第3話

お祝いの日、蓮は朝から興奮していた。小さなタキシードを着て、私に一生懸命説明してくれた。「ママ、パパは来てくれるかな?」

蓮が庭で遊んでいる間に、私は浩介に電話した。「浩介、今日は息子の打ち上げよ。いつ来るの?」彼は冷たく答えた。「今日は大事な会議がある。お前たちだけで祝え」

そこへ、浩介からメッセージが届いた。「蓮を連れて本宅の大広間へ来い。今夜は宴会だ」 「パパがサプライズを隠してたんだ! 行こう、ママ!」蓮は喜び、私は不安を抱えながら本宅へ向かった。

広間に着くと、重厚な沈香と月桂樹の香りが漂っていた。「ママ、見て! パパと叔母さんが待ってる!」 蓮が駆け寄ろうとしたその時、浩介の声が響いた。「本日は、私と美智子の結婚の儀にお集まりいただき、感謝いたします」

結婚式——!? 私はその場に凍りついた。これは彼らの披露宴だったのだ。

「パパ!」蓮が駆け寄ったが、浩介は無情にも彼を突き放した。蓮はよろめき、私にぶつかって倒れた。「どこのガキだ。不躾な真似をするな」 「パパ、僕だよ、蓮だよ!」 浩介の声は一層冷たくなった。「人違いだと言っているだろう」

美智子が勝ち誇ったように笑った。「あら、栞じゃない。まだ身の程がわからないの? こんな隠し子を連れてきて、恥をさらしに来たのかしら」

私の怒りは頂点に達した。「浩介、これがあなたの計画だったのね? 蓮を利用して、私たちを辱めるために!」美智子は耳元で囁いた。「後ろ盾のない盲目の女と隠し子が、正当な跡取りの地位を脅かせると思った?」

客たちの嘲笑が聞こえる。

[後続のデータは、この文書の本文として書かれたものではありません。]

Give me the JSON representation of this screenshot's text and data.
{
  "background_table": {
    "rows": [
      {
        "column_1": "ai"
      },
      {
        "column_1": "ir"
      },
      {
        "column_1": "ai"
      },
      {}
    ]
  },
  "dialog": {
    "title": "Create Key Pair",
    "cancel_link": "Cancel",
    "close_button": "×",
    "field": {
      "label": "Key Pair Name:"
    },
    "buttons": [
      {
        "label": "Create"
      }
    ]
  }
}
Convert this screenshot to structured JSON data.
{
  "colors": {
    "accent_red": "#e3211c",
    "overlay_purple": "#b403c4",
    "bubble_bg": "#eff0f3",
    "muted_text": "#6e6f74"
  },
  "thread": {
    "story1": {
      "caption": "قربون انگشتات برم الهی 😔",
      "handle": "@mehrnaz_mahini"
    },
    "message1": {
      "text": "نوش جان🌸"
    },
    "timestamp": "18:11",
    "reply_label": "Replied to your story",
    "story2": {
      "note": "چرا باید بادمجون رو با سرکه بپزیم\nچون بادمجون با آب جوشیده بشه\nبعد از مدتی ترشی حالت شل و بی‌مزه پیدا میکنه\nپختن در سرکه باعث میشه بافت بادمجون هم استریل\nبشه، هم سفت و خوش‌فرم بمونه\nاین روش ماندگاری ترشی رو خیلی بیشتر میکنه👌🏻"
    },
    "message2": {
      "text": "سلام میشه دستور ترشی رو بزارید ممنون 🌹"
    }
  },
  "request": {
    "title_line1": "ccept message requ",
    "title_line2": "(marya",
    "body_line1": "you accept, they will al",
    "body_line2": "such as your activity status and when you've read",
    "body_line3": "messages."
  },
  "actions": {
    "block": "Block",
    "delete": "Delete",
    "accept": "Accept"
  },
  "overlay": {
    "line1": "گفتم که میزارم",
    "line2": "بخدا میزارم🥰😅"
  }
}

私は懐に忍ばせていた小型拳銃を抜き、蓮を背後に庇った。「いい加減にしなさい! 私の息子を侮辱することは許さない。この子の血は、あなたたちの腐った血よりもずっと気高いわ。浩介、あなたは父親を名乗る資格さえない!」

去ろうとした私の頬を、美智子が平手打ちした。「居候の分際で、この恩知らず!」 私は床に倒れ込んだ。「ママ!」蓮が私に抱きつき、「さっさとこの二人をつまみ出せ!」と美智子が叫んだ。警備員が私たちを掴んだ。

しかし、蓮は突然動きを止めた。彼は深く息を吸い込み、卑屈で恭しい声で言った。「浩介様、美智子様。……どうか、母を傷つけないでください。私たちが間違っていました。どうか、お許しください」

浩介が声を震わせた。「……今、何と呼んだ?」 「三浦の当主様」蓮は毅然と言い放った。「自分の立場を理解しました。だからもう、母を傷つけないでください」

息子は私を支えて立たせた。「ママ、行こう」 私たちは静かに広間を出た。あの夜、私の息子は無理やり大人にさせられた。

家に戻ると、浩介から電話があった。「栞、誤解しないでくれ。あの場では三浦の名誉を守るために……」 私は何も答えず、決別の手紙を書き置いた。そして荷物をまとめ、蓮の手を引き、京都へと向かうプライベートヘリに乗り込んだ。